Signal intensity is an important marker of the inflammation in the EOM. In GO patients, as a result of the increase in the inflammation in EOM, an elevation in signal intensity that correlates with CAS may occur [36]. Majos et al. showed that the signal intensity correlated with the disease severity in 40 orbitas from 20 patients, although no information was given on the disease stage [37]. In our series, the average signal intensity was significantly higher only for the right SO muscle in the patient group. Consequently, exophthalmos, cross-sectional area, and signal intensity values were lower in our study, as compared to previous reports mentioned above. This is probably due to the fact that 94% of our patients had a CAS of less than 3, corresponding to mild stage disease according to EUGOGO. Besides, we could not find clinically significant correlations between radiological parameters, both CAS and serum hormone levels, because our patients were mostly at a mild stage and had no clinically obvious presentation in terms of EOM alterations.

MRI is a very important and advanced method used to evaluate a range of morphological and functional targets. There is little doubt that MRI is one of the most powerful diagnostic tools in contemporary clinical medicine and also offers highly developed research opportunities and studies on (pathological) physiological processes. Unfortunately, it is also a costly method and increases overall healthcare costs significantly. Therefore, MRI although performed like other diagnostic tests to guide treatment, while using established clinical outcome measures is very important for evaluating its clinical use. The imaging method used in the healthcare system should respond to the request for “proof of outcome” and provide such evidence. The need to address the unsustainable increase in healthcare costs is a huge and challenging and critical issue for the general public and MRI. In our study, we tried to evaluate the effectiveness of MRI, which puts a significant cost burden on the healthcare system, in newly diagnosed GO patients. On the other hand, we concluded that there were no obvious changes in MRI and unnecessary MRI evaluation should be avoided in this patient group.

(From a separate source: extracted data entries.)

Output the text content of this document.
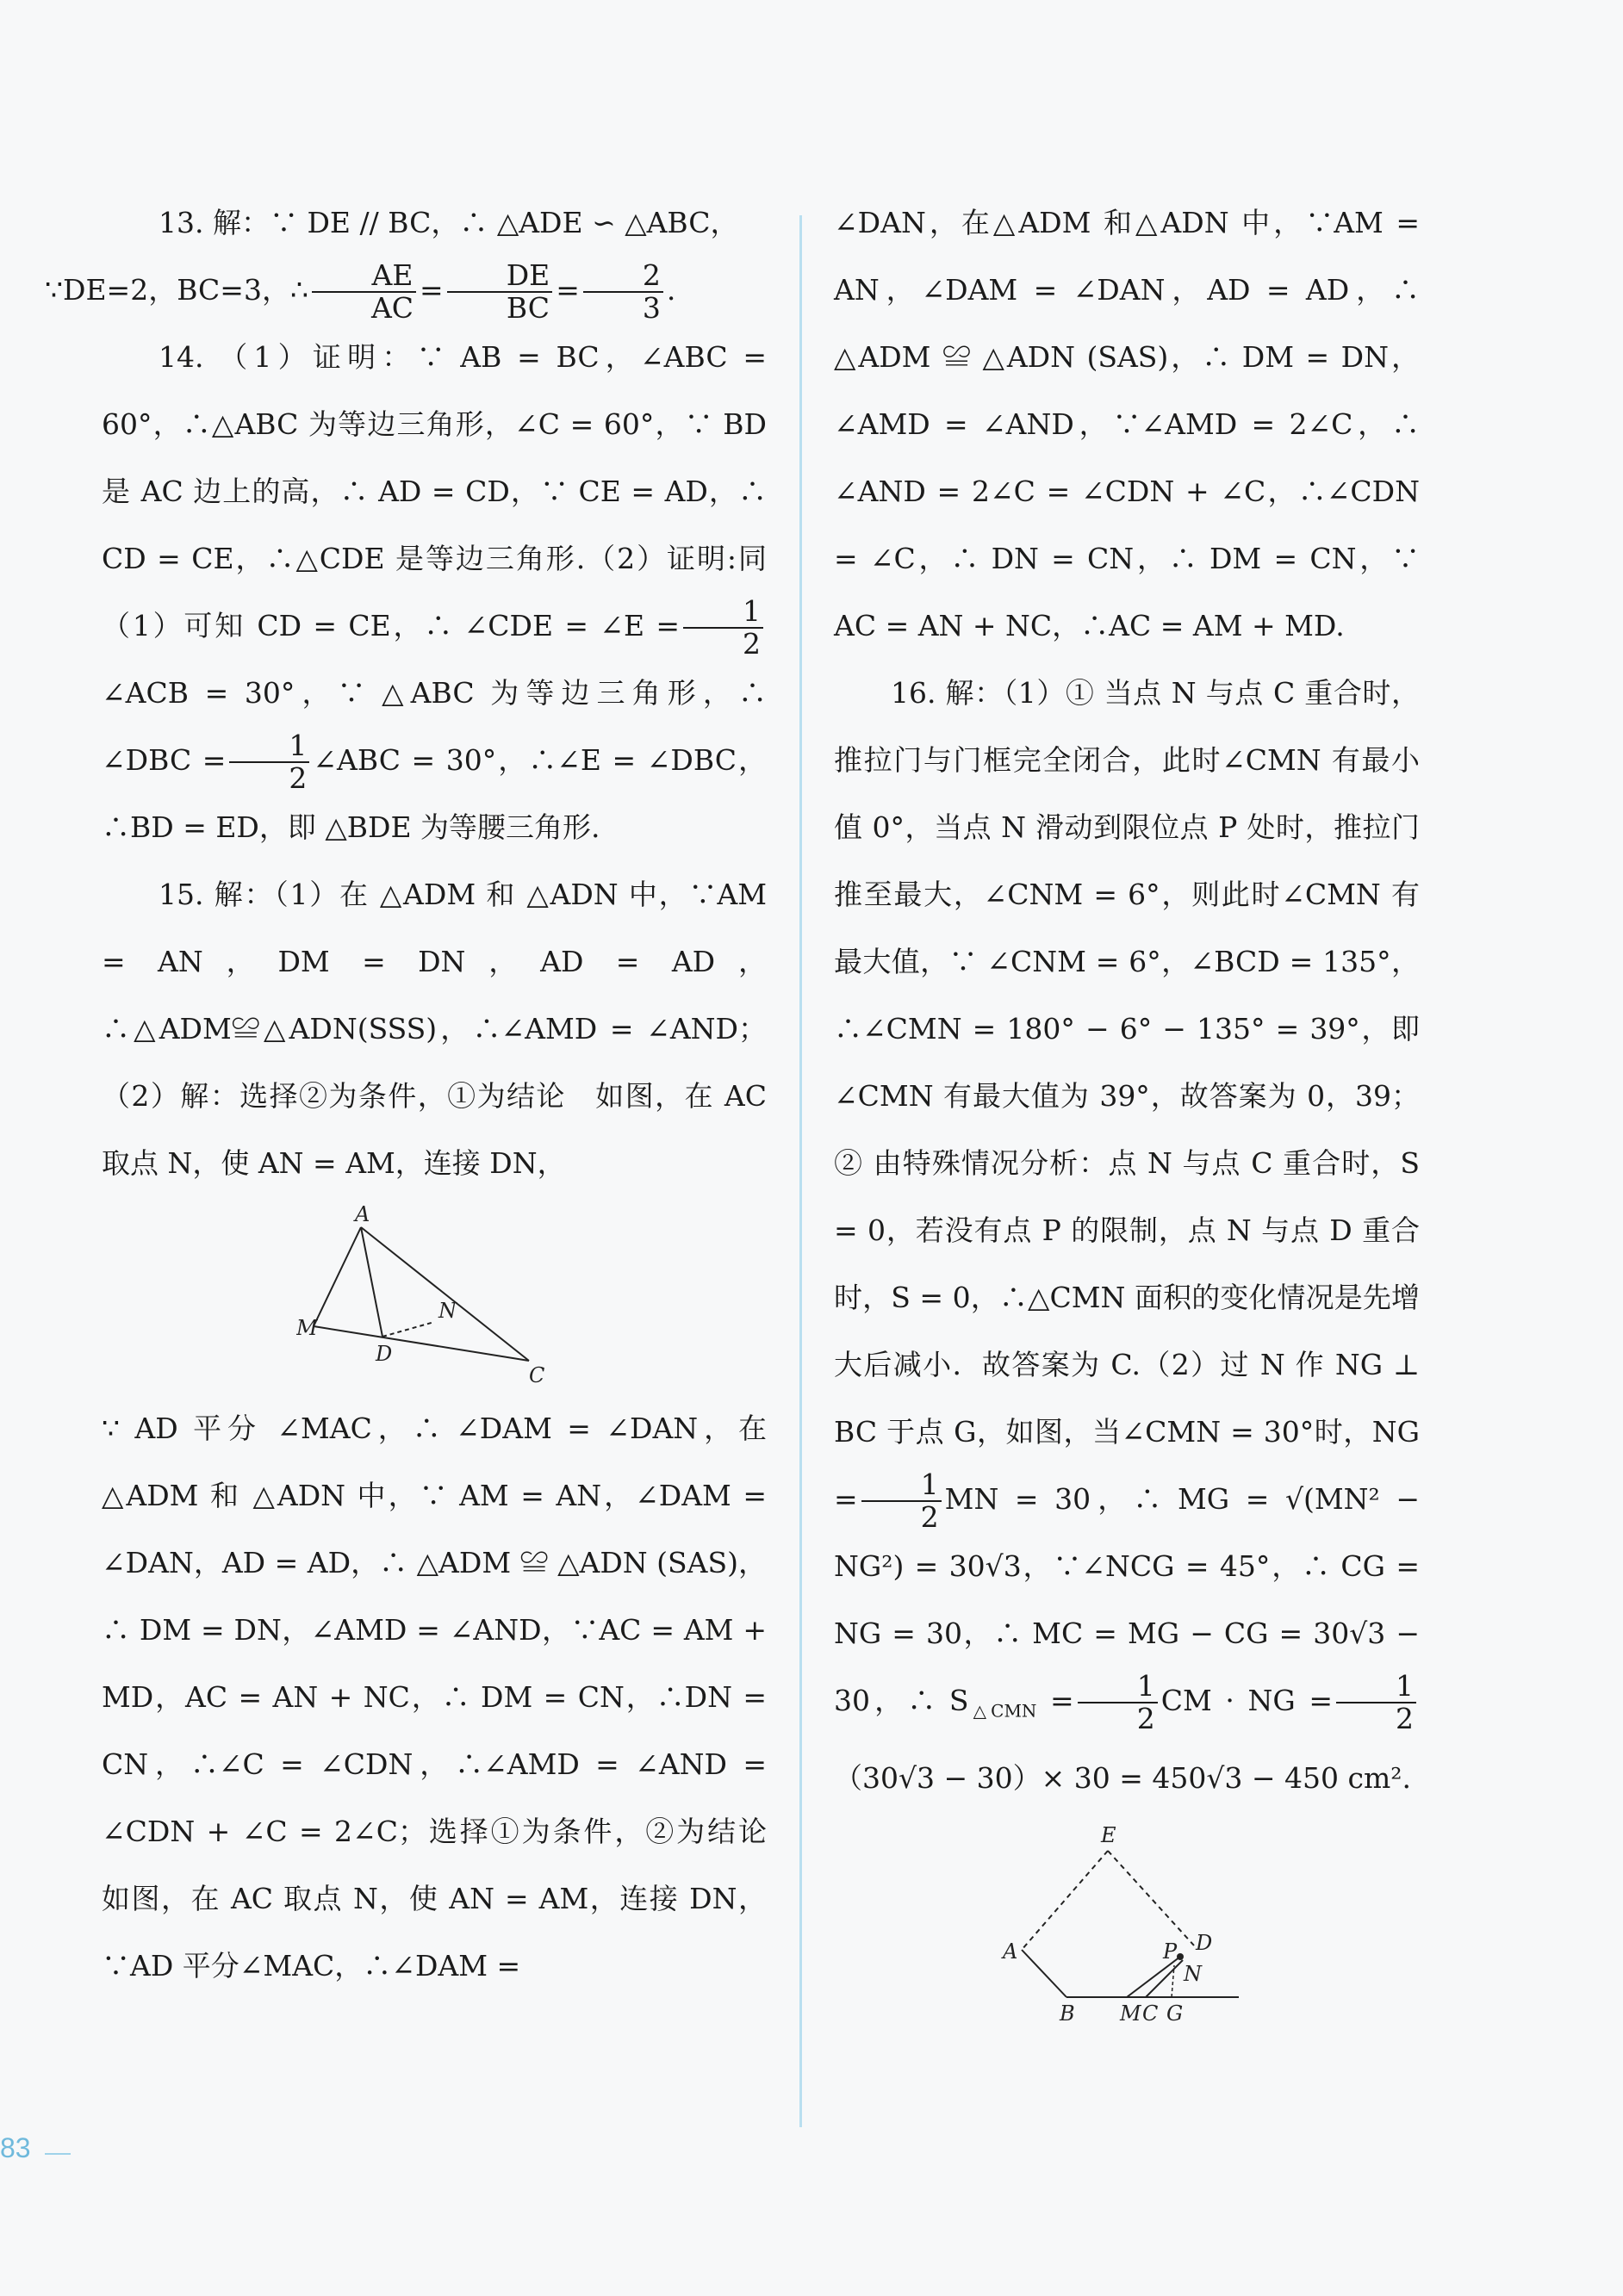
13. 解：∵ DE // BC，∴ △ADE ∽ △ABC，
∵DE=2，BC=3，∴ $\frac{AE}{AC} = \frac{DE}{BC} = \frac{2}{3}$ .

14. （1）证明：∵ AB = BC，∠ABC = 60°，∴△ABC 为等边三角形，∠C = 60°，∵ BD 是 AC 边上的高，∴ AD = CD，∵ CE = AD，∴ CD = CE，∴△CDE 是等边三角形.（2）证明:同（1）可知 CD = CE，∴ ∠CDE = ∠E = $\frac{1}{2}$
∠ACB = 30°，∵ △ABC 为等边三角形，∴ ∠DBC = $\frac{1}{2}$ ∠ABC = 30°，∴∠E = ∠DBC，∴BD = ED，即 △BDE 为等腰三角形.

15. 解：（1）在 △ADM 和 △ADN 中，∵AM = AN，DM = DN，AD = AD，∴△ADM≌△ADN(SSS)，∴∠AMD = ∠AND；（2）解：选择②为条件，①为结论　如图，在 AC 取点 N，使 AN = AM，连接 DN，

A
M
D
N
C

∵ AD 平分 ∠MAC，∴ ∠DAM = ∠DAN，在 △ADM 和 △ADN 中，∵ AM = AN，∠DAM = ∠DAN，AD = AD，∴ △ADM ≌ △ADN (SAS)，∴ DM = DN，∠AMD = ∠AND，∵AC = AM + MD，AC = AN + NC，∴ DM = CN，∴DN = CN，∴∠C = ∠CDN，∴∠AMD = ∠AND = ∠CDN + ∠C = 2∠C；选择①为条件，②为结论　如图，在 AC 取点 N，使 AN = AM，连接 DN，∵AD 平分∠MAC，∴∠DAM =

∠DAN，在△ADM 和△ADN 中，∵AM = AN，∠DAM = ∠DAN，AD = AD，∴ △ADM ≌ △ADN (SAS)，∴ DM = DN，∠AMD = ∠AND，∵∠AMD = 2∠C，∴ ∠AND = 2∠C = ∠CDN + ∠C，∴∠CDN = ∠C，∴ DN = CN，∴ DM = CN，∵ AC = AN + NC，∴AC = AM + MD.

16. 解：（1）① 当点 N 与点 C 重合时，推拉门与门框完全闭合，此时∠CMN 有最小值 0°，当点 N 滑动到限位点 P 处时，推拉门推至最大，∠CNM = 6°，则此时∠CMN 有最大值，∵ ∠CNM = 6°，∠BCD = 135°，∴∠CMN = 180° − 6° − 135° = 39°，即∠CMN 有最大值为 39°，故答案为 0，39；② 由特殊情况分析：点 N 与点 C 重合时，S = 0，若没有点 P 的限制，点 N 与点 D 重合时，S = 0，∴△CMN 面积的变化情况是先增大后减小．故答案为 C.（2）过 N 作 NG ⊥ BC 于点 G，如图，当∠CMN = 30°时，NG = $\frac{1}{2}$ MN = 30，∴ MG = √(MN² − NG²) = 30√3，∵∠NCG = 45°，∴ CG = NG = 30，∴ MC = MG − CG = 30√3 − 30，∴ $S_{\triangle CMN} = \frac{1}{2}$ CM · NG = $\frac{1}{2}$
（30√3 − 30）× 30 = 450√3 − 450 cm².

E
A	P D
N
B M C G
83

One limitation of our study relates to the fact that MRI measurements were performed manually. However, this should be considered in the light of the absence of international standards for such measurements. There are no data that reveals the MRI alterations in mild stage GO patients in the literature. This study is the first on this issue. On the other hand, a relatively small sample group was evaluated because only newly diagnosed GO patients who did not receive treatment were included in the study. The absence of significant differences between newly diagnosed mild stage GO patients and controls in terms of extraocular MRI findings leads to questions regarding the significance MRI. It appears that it may be more appropriate to avoid the unnecessary MRI studies in GO patients due to economic considerations and that a detailed ophthalmological examination may suffice for a diagnosis.

Data Availability

The datasets generated during and analyzed during the current study are not available due to privacy and ethical restrictions but are available from the corresponding author on reasonable request.

Ethical Approval

All procedures performed in studies involving human participants were in accordance with the ethical standards of Hacettepe University and with the 1964 Helsinki Declaration and its later amendments or comparable ethical standards. All experimental protocols were approved by Non-interventional Clinical Research Ethics Board of Hacettepe University.

Informed consent was obtained from all individual participants included in the study.

Conflicts of Interest

The authors declare that they have no conflicts of interest.

Authors’ Contributions

YC, HTS, BO, KET, and ASS designed the study, conducted the data analyses, drafted the initial manuscript, and had full access to all the data in the study and all authors reviewed and revised the manuscript, approved the final manuscript as submitted, and agreed to be accountable for all aspects of the work.